Владимир Зарев - Гончая. Гончая против Гончей
Я обещал Марии вернуться к пяти, потому что в воскресенье мы пригласили этого симпатягу Пашова на очередной полусемейный ужин при свечах. Постепенно он привык к нам, к прозрачности фарфорового сервиза, к мягкости кресел, был забавен и по-своему остроумен, обладая присущей умным людям самоиронией, одинаково галантно ухаживал за моей дочерью и за моей женой, регулярно приносил подарки Элли, ел много и с видимым удовольствием… вообще уже созрел для шлепанцев, забытых моим бывшим зятем в спальне Веры. Держался он просто, с чуть уловимым умственным превосходством, которое никого не обижало, лишь подчеркивая, его молодость. Вера утверждала, что он необыкновенно талантлив, один раз показала нам его интервью, напечатанное в газете «Орбита». Во время этих ужинов я чувствовал себя особенно уютно, потому что только в его шумном присутствии мне разрешалось курить в гостиной. Примерно около половины одиннадцатого утомленная изысканностью нашего застолья Вера кокетливо говорила: «А теперь пусть мужчины побеседуют, пока мы уберем со стола!»

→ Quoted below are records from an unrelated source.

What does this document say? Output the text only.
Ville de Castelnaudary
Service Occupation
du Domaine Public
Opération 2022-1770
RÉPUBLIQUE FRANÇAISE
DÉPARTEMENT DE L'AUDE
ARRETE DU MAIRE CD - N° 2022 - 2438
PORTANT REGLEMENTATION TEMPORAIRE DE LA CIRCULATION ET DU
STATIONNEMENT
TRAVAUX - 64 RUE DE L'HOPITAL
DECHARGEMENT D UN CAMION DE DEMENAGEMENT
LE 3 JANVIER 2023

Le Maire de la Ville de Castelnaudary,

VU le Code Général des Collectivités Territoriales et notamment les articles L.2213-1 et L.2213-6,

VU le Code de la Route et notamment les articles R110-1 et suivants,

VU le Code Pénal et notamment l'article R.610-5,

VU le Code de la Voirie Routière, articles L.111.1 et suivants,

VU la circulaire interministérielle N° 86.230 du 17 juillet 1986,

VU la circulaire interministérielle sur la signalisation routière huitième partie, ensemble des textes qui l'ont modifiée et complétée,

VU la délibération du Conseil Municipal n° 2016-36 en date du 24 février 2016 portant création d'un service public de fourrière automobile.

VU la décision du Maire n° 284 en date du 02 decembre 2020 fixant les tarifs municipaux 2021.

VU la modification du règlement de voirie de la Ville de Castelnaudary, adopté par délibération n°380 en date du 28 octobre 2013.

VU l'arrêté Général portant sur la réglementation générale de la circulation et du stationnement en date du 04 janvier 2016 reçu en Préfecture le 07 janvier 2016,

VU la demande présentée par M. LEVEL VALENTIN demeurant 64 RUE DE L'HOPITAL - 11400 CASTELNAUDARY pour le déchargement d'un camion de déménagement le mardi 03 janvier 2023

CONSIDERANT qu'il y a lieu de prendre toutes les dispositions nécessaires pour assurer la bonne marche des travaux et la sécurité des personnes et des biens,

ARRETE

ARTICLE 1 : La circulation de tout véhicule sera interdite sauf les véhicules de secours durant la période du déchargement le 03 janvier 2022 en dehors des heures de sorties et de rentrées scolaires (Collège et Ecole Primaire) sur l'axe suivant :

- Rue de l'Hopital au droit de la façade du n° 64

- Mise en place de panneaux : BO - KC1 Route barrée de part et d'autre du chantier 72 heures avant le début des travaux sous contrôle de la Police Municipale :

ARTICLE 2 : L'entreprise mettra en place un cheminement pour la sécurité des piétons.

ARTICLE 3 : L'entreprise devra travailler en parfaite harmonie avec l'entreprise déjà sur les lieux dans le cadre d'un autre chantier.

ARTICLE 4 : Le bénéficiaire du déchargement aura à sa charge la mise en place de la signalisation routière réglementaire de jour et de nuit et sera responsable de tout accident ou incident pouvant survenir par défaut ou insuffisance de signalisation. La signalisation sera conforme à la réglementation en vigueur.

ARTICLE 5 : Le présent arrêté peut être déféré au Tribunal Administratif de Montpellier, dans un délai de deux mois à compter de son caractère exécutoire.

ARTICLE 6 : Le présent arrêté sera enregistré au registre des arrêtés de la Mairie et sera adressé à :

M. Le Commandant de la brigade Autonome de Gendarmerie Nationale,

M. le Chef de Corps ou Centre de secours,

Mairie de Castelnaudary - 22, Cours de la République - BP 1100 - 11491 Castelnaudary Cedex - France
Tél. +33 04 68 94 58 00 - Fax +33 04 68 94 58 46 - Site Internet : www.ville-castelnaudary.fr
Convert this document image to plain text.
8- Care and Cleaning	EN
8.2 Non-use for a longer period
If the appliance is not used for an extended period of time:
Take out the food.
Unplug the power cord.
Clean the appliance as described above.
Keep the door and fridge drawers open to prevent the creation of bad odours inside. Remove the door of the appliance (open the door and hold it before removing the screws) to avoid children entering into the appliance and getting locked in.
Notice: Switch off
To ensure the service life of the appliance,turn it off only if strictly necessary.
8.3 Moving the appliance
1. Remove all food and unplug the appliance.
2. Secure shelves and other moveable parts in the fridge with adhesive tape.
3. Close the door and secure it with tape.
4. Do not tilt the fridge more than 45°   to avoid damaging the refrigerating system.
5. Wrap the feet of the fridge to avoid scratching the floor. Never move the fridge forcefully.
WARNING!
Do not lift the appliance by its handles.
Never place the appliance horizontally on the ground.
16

Нам приносили кофе и мы садились перед телевизором — я смотрел на его темный экран, а Свилен рассказывал о том, что реабилитировали Бухарина, излагал содержание статей в «Московских новостях» и «Новом мире». Он принес мне почитать «Детей Арбата» и впечатляющую по своему объему книгу Гроссмана, толковал события в Советском Союзе как личное духовное очищение, словно в свои тридцать лет только что вернулся из лагеря и жаждал возмездия за преступления Сталина. Он упивался своим красноречием, его вполне устраивало мое молчание, но я не мог избавиться от ощущения, что все эти судьбоносные события для него больше забава, занимательная игра в демократию, чем подлинное страдание.
И все же он с успехом заменял мне Генерала и Генерального директора, он знал так много всего, словно был не ассистентом на кафедре физики, а специалистом по истории перестройки. Я курил и слушал, прячась за нафталиновым запахом моего старомодного костюма, не позволяя ему заглянуть ко мне в душу, почувствовать глубину душевной раны, мою боль от того, что оказалось химерой, разбилось на куски словно упавший стакан, то, что я считал совершенством всю свою жизнь. В сущности, я не интересовал Пашова, его чувства были сформированы математической логикой, как моя безучастность — постоянными столкновениями с пороком. Он знал, что он — победитель, а я — побежденный, чувствовал подсознательно, что он — блестящее, триумфальное будущее, а я — мрачное, недружелюбное прошлое. Мы с ним не спорили, потому что у нас были разные отправные точки… Вот с Генералом и Генеральным директором я мог спорить до самозабвения, потому что у нас была общая боль, потому что нам было суждено испить до дна «чашу сию». А Пашов просто пил кофе. Наконец, Мария и Вера возвращались из кухни с всепрощающими улыбками на губах. «Ну, поговорили по-мужски?» — спрашивала дочь все так же кокетливо. Я закуривал последнюю дозволенную сигарету, Элли уже давно спала в своей комнате и, наверное, видела во сне своего настоящего отца…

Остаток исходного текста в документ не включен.